Operasi Lilin dalam upaya untuk menjaga keamanan selama perayaan Natal dan tahun baru kembali dilaksanakan. Kegiatan ini, yang dimulai pada 20 Desember 2025 dan berlangsung selama 14 hari hingga 2 Januari 2026, melibatkan sebanyak 146.701 personel yang siap menjaga keamanan masyarakat.
Apel Gelar Pasukan diadakan di Lapangan Silang Monas, Jakarta Pusat, di bawah pimpinan Asisten Utama Kapolri Bidang Operasi. Melalui acara ini, pihak kepolisian menjamin kehadiran yang nyata dalam memberikan rasa aman di momen penting ini. “Operasi ini merupakan wujud komitmen kami untuk menyediakan rasa nyaman kepada masyarakat saat beribadah serta saat merayakan,” jelas seorang pejabat tinggi kepolisian yang memimpin kegiatan tersebut.
Strategi Pengamanan yang Diterapkan
Dalam rangka Operasi Lilin 2025, pihak kepolisian menekankan bahwa tugas mereka tidak hanya sekadar menjaga keamanan, tetapi juga berupaya membangun interaksi positif dengan masyarakat. Upaya ini dilakukan lewat pendekatan humanis agar masyarakat merasakan kehadiran dan dukungan polisi dalam menjaga ketertiban.
Melalui strategi ini, Polri tidak berjalan sendirian. TNI, Kementerian Perhubungan, dan instansi lainnya turut berpartisipasi, bersama dengan aparat daerah setempat untuk melaksanakan pengamanan di titik-titik penting. Innovations seperti pemetaan titik-titik rawan kemacetan menjadi fokus utama, terutama di daerah dengan volume lalu lintas yang tinggi di jalur pulau Jawa.

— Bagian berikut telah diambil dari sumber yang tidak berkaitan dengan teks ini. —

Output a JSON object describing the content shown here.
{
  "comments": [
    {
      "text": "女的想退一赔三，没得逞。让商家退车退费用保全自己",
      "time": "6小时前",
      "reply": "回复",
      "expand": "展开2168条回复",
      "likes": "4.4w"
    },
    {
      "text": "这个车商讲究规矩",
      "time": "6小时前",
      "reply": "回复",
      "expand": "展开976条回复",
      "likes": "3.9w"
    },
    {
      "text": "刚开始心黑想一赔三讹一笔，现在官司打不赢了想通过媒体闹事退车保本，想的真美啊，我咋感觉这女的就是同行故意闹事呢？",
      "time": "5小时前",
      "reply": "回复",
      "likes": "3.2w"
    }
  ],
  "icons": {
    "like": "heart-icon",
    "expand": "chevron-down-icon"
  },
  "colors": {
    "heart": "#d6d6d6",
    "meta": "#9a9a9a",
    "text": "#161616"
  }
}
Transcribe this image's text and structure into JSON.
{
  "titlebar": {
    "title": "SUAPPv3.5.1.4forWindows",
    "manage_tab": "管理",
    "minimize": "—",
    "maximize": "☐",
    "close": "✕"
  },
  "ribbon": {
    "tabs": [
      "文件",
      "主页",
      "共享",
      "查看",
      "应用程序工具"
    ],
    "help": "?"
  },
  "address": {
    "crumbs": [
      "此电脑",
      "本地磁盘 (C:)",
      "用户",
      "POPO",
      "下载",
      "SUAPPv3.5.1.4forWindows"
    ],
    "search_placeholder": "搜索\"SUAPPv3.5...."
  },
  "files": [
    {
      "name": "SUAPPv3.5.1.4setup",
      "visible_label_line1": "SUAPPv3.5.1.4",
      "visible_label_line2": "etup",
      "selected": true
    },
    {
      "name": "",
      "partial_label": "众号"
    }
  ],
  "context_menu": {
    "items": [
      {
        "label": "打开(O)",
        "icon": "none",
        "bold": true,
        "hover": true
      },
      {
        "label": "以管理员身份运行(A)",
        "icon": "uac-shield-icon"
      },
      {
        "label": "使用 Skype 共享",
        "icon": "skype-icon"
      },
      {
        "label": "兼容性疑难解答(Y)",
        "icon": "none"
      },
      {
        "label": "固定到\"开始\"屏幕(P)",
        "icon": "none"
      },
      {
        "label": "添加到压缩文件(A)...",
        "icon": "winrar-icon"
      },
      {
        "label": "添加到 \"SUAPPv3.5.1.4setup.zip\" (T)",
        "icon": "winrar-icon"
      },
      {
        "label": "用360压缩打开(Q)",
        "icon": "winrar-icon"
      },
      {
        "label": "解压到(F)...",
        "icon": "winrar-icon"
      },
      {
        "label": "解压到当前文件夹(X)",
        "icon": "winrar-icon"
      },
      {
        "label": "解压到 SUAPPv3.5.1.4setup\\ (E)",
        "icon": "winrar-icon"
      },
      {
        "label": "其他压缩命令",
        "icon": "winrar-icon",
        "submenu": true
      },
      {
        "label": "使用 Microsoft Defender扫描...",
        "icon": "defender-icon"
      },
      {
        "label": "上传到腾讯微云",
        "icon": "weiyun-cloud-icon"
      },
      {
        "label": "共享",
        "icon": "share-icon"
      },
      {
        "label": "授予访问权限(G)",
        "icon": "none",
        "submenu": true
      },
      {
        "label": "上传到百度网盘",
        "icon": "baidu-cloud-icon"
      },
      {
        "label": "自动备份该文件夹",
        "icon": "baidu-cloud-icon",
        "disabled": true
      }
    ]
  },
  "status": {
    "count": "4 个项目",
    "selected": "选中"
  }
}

Persiapan Menyambut Lonjakan Pengunjung
Dari data yang dihimpun, potensi pergerakan masyarakat selama libur Natal dan tahun baru dihotong terjadi peningkatan 7,9 persen dibandingkan periode sebelumnya. Dengan perhitungan, sekitar 119,5 juta orang diprediksi akan merayakan Natal dan tahun baru, menunjukkan peningkatan yang signifikan dari tahun lalu. Hal ini menyiratkan perlunya pengelolaan yang baik terhadap fasilitas umum dan pengamanan di tempat-tempat like gereja, pusat perbelanjaan, dan tempat rekreasi.
Untuk itu, Polri akan menyiapkan 2.903 posko yang terdiri dari berbagai jenis pos, mulai dari pengamanan hingga pelayanan, untuk menjamin bahwa semua aspek dipantau dan diawasi dengan maksimal. Pembuatan posko strategis ini bertujuan untuk memberikan layanan yang cepat kepada masyarakat dan menanggapi kebutuhan mereka saat merayakan kebersamaan pada momen spesial ini.
Koordinasi antar instansi dan pemanfaatan teknologi modern juga dioptimalkan, termasuk penggunaan sistem smart city untuk memantau dan mengurai potensi kemacetan. Dengan segala persiapan yang dilakukan, diharapkan masyarakat dapat menjalani libur mereka dengan aman dan nyaman.
Operasi Lilin 2025 bukan hanya sekedar tindakan pengamanan, tetapi juga representasi dari upaya pemerintah dalam menciptakan lingkungan yang aman dan kondusif. Keberadaan petugas di lapangan diharapkan dapat memberikan rasa tenang bagi masyarakat, sehingga mereka dapat lebih fokus menikmati momen perayaan dengan keluarga dan teman. Kegiatan ini adalah bagian dari komitmen berkelanjutan untuk menghadirkan rasa aman bagi seluruh warga.